Слова пана Заглобы пролились на израненное сердце рыцаря подобно целительному бальзаму; он встрепенулся, глаза наполнились слезами, долгое время он не в силах был слова вымолвить: потом, утерев слезы, кинулся в объятья пана Заглобы.
– Дай Бог, чтобы такие друзья не перевелись на свете. Неужто и впрямь все слова твои сбудутся?
– Да я для тебя луну достал бы с неба! Все сбудется, вот увидишь! Или пророчества мои когда не сбывались, или ты опытности моей и разуму не веришь?..
– Ты не ведаешь, друже, как ее люблю. Ради Бога, не подумай только, что я о покойной, о страдалице бедной, забыл, каждый день в молитвах ее поминаю! Но и к этой так сердце присохло, как трут к коре древесной. Ненаглядная моя! Сколько я дум о ней передумал. Там, в степях, все ее вспоминал – и утром, и днем, и вечером! А под конец сам с собой разговаривать начал – ведь друга-товарища у меня не было. Вот, ей-богу, иной раз мчишь сквозь бурьян за татарином вдогонку, а все она на уме.
– Верю, как не верить! Я об одной девке так долго плакал, что даже глаз у меня вытек, ну, вытечь не вытек, а бельмом зарос.

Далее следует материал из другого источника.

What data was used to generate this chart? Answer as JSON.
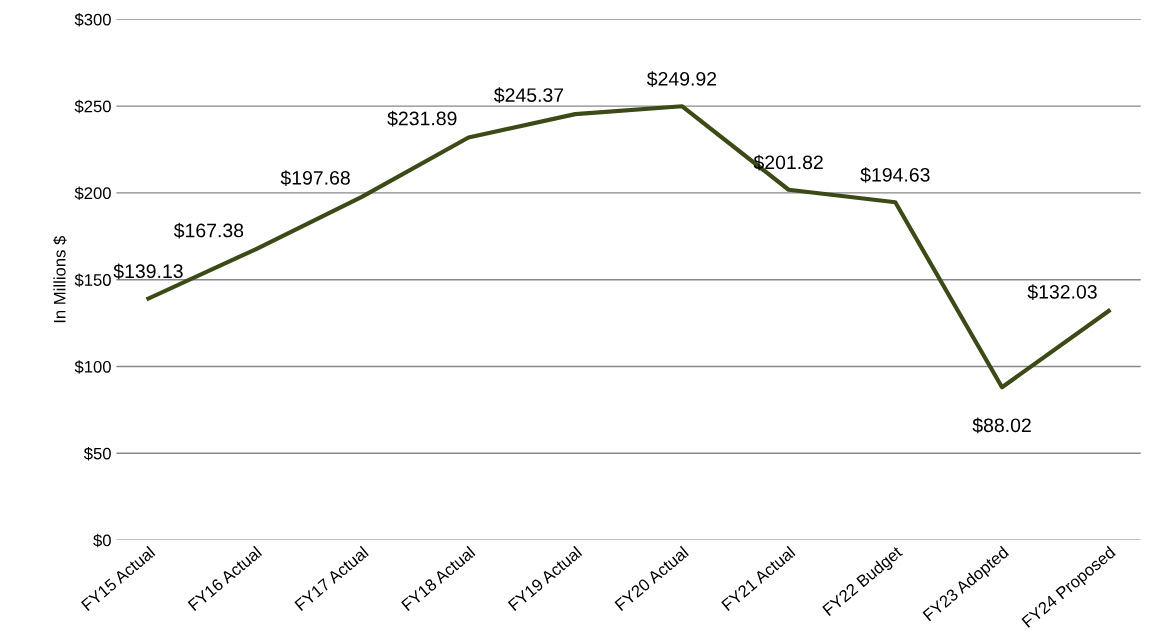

– Стало быть, ты меня поймешь: приезжаю, а тут на` тебе – «уйду в монастырь». Но я в разум ее верю, и в сердце, и в слово. А как ты, сударь, сказал: «Рясу не шьют…»
– Из чужих страданий…
– Прекрасно сказано! Жаль, к риторике я не склонен. Там, в глуши, это мне куда бы как пригодилось. Нет душе покоя, но все же слова твои – для меня утешение. У нас и правда был уговор все в тайне держать, стало быть, могла она для отводу глаз и про монастырь вспомнить… Ты еще какой-то дельный argumentum[68] привел, вот только вспомнить не могу… Но и так отлегло.
– Прошу ко мне, а впрочем, пусть сюда подадут сулейку. С дороги нет ничего лучше!..
Они поднялись к Заглобе и пили до поздней ночи.
На другой день пан Михал, в самом своем торжественном платье и с торжественным лицом, вспомнив перед этим все доводы, которые самому ему пришли в голову и которые подсказал пан Заглоба, во всеоружии спустился к завтраку. За столом не хватало одной Кшиси, но и она не заставила себя долго ждать: не успел рыцарь проглотить двух ложек похлебки, как в открытых дверях послышался шелест платья, и в столовую вошла Кшися.
Вошла стремительно, не вошла, а вбежала. Она не поднимала глаз, щеки у нее пылали, лицо выражало смятение, неловкость, испуг.
Приблизившись к Володыёвскому, Кшися, не поднимая глаз, молча протянула ему обе руки, а когда он с жаром принялся целовать их, смертельно побледнела, не вымолвив ни слова.
А его сердце исполнилось любовью, восторгом, тревогой, едва он увидел это нежное, изменчивое, как дивная картина, лицо, этот девичий стан, от которого так и повеяло теплом недавнего сна; тронули его и боязнь, и робость, проступавшие во всем ее облике. «Цветик ты мой ненаглядный! – думал он про себя. – Чего же ты боишься? Я и жизнь, и кровь свою за тебя бы отдал».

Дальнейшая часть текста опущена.